Only rudimentary biology is needed to follow the text; an appendix explains the basic systematics which is the most complex requirement. Greene is writing for his fellow biologists as much as for a popular audience, however, so he does use scientific terminology and nomenclature (and provide references and a full bibliography). The depth of his material won't appeal to everyone and much of the detail — the litany of different species and their characteristics — will stick only to the serious herpetologist. An extract will give the idea:
Several Asian natricine genera, collectively called "keelbacks," are ecologically and behaviorally diverse. The Checkered Keelback (Xenochrophis piscator) is a common snake in flooded rice paddies; it feeds on fish and lays up to a hundred eggs in a clutch. Most species of Rhabdophis are terrestrial or aquatic, feeding mainly on fish and frogs, but the Speckle-bellied Keelback (R. chrysargus) climbs in bushes along streams and eats frogs, lizards, rodents, and even birds. Some montane streamsnakes (Opisthotropis) are found under stones near streams and feed on earthworms, while the Bicolored Streamsnake (O. lateralis) resembles North American natricines of the genus Regina in its striped color pattern and diet of crustaceans.
On the other hand, one wouldn't have wanted to miss learning about how Texas Blindsnakes are carried live to Screech-Owl nests, where they assist nestling survival by eating the larvae of parasitic insects in the nest debris. Or about the Asian Rock Pythons which can eat — which presumably means swallow whole! — adult Leopards. Or about Siberian Chipmunks anointing themselves with the skin secretions of ratsnakes. Or about any number of other intriguing behaviours, adaptations, and idiosyncrasies.
But it is not the details, however intriguing, that make Snakes so interesting. More importantly, it continually connects to broader evolutionary and ecological themes: for Greene the Serpentes are not just a subject for breathtaking photographs and descriptive natural history, but an enormous case-study (as it were) for ethology, phylogeny, evolutionary biology, ecology, and palaeontology (among other disciplines).

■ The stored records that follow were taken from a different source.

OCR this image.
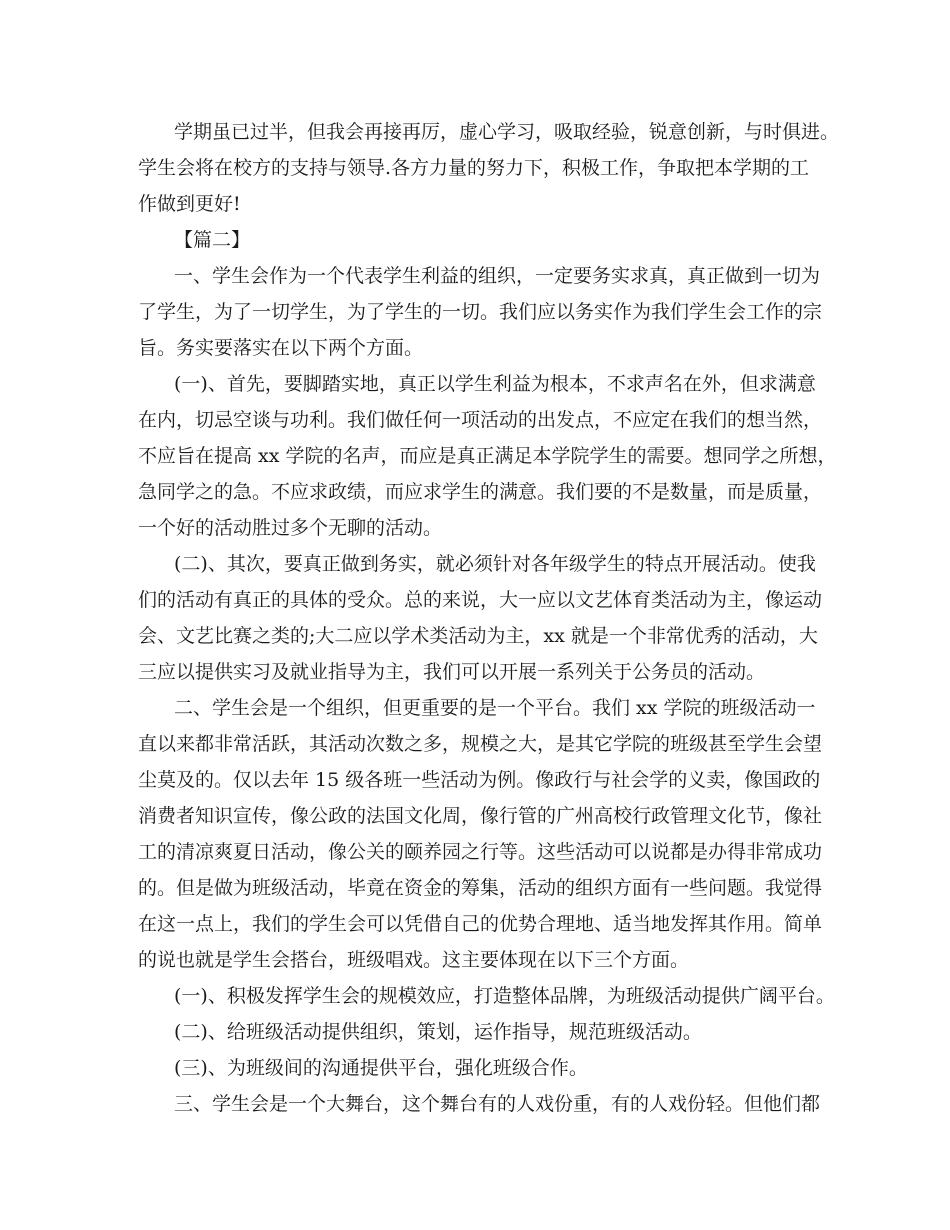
学期虽已过半，但我会再接再厉，虚心学习，吸取经验，锐意创新，与时俱进。
学生会将在校方的支持与领导.各方力量的努力下，积极工作，争取把本学期的工
作做到更好!
【篇二】
一、学生会作为一个代表学生利益的组织，一定要务实求真，真正做到一切为
了学生，为了一切学生，为了学生的一切。我们应以务实作为我们学生会工作的宗
旨。务实要落实在以下两个方面。
(一)、首先，要脚踏实地，真正以学生利益为根本，不求声名在外，但求满意
在内，切忌空谈与功利。我们做任何一项活动的出发点，不应定在我们的想当然，
不应旨在提高 xx 学院的名声，而应是真正满足本学院学生的需要。想同学之所想，
急同学之的急。不应求政绩，而应求学生的满意。我们要的不是数量，而是质量，
一个好的活动胜过多个无聊的活动。
(二)、其次，要真正做到务实，就必须针对各年级学生的特点开展活动。使我
们的活动有真正的具体的受众。总的来说，大一应以文艺体育类活动为主，像运动
会、文艺比赛之类的;大二应以学术类活动为主，xx 就是一个非常优秀的活动，大
三应以提供实习及就业指导为主，我们可以开展一系列关于公务员的活动。
二、学生会是一个组织，但更重要的是一个平台。我们 xx 学院的班级活动一
直以来都非常活跃，其活动次数之多，规模之大，是其它学院的班级甚至学生会望
尘莫及的。仅以去年 15 级各班一些活动为例。像政行与社会学的义卖，像国政的
消费者知识宣传，像公政的法国文化周，像行管的广州高校行政管理文化节，像社
工的清凉爽夏日活动，像公关的颐养园之行等。这些活动可以说都是办得非常成功
的。但是做为班级活动，毕竟在资金的筹集，活动的组织方面有一些问题。我觉得
在这一点上，我们的学生会可以凭借自己的优势合理地、适当地发挥其作用。简单
的说也就是学生会搭台，班级唱戏。这主要体现在以下三个方面。
(一)、积极发挥学生会的规模效应，打造整体品牌，为班级活动提供广阔平台。
(二)、给班级活动提供组织，策划，运作指导，规范班级活动。
(三)、为班级间的沟通提供平台，强化班级合作。
三、学生会是一个大舞台，这个舞台有的人戏份重，有的人戏份轻。但他们都
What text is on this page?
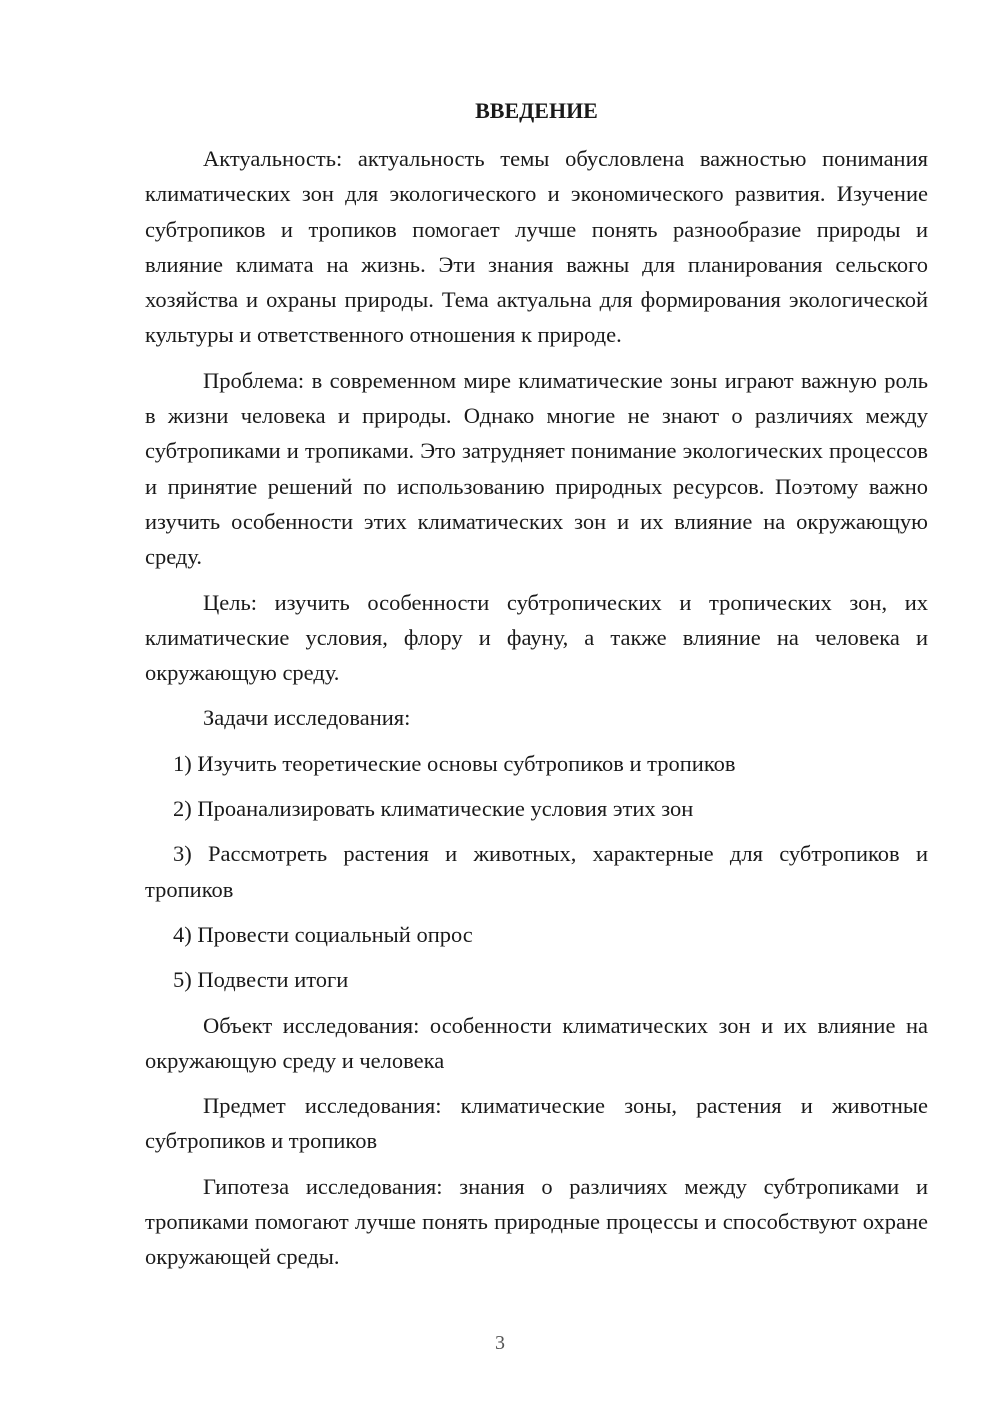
ВВЕДЕНИЕ

Актуальность: актуальность темы обусловлена важностью понимания климатических зон для экологического и экономического развития. Изучение субтропиков и тропиков помогает лучше понять разнообразие природы и влияние климата на жизнь. Эти знания важны для планирования сельского хозяйства и охраны природы. Тема актуальна для формирования экологической культуры и ответственного отношения к природе.

Проблема: в современном мире климатические зоны играют важную роль в жизни человека и природы. Однако многие не знают о различиях между субтропиками и тропиками. Это затрудняет понимание экологических процессов и принятие решений по использованию природных ресурсов. Поэтому важно изучить особенности этих климатических зон и их влияние на окружающую среду.

Цель: изучить особенности субтропических и тропических зон, их климатические условия, флору и фауну, а также влияние на человека и окружающую среду.

Задачи исследования:

1) Изучить теоретические основы субтропиков и тропиков

2) Проанализировать климатические условия этих зон

3) Рассмотреть растения и животных, характерные для субтропиков и тропиков

4) Провести социальный опрос

5) Подвести итоги

Объект исследования: особенности климатических зон и их влияние на окружающую среду и человека

Предмет исследования: климатические зоны, растения и животные субтропиков и тропиков

Гипотеза исследования: знания о различиях между субтропиками и тропиками помогают лучше понять природные процессы и способствуют охране окружающей среды.

3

There are a few minor things that might have been improved on. Both common and scientific names appear in the index, but the entries for the former just refer one to the latter, though that takes up more space than simply repeating the page number references would. Diagrams would have been helpful with some aspects of functional anatomy (dentition and jaw morphology), and maps with the more complex species distributions. With so much and such effective photography, however, and a text that packs so much in, it would be churlish to complain too much.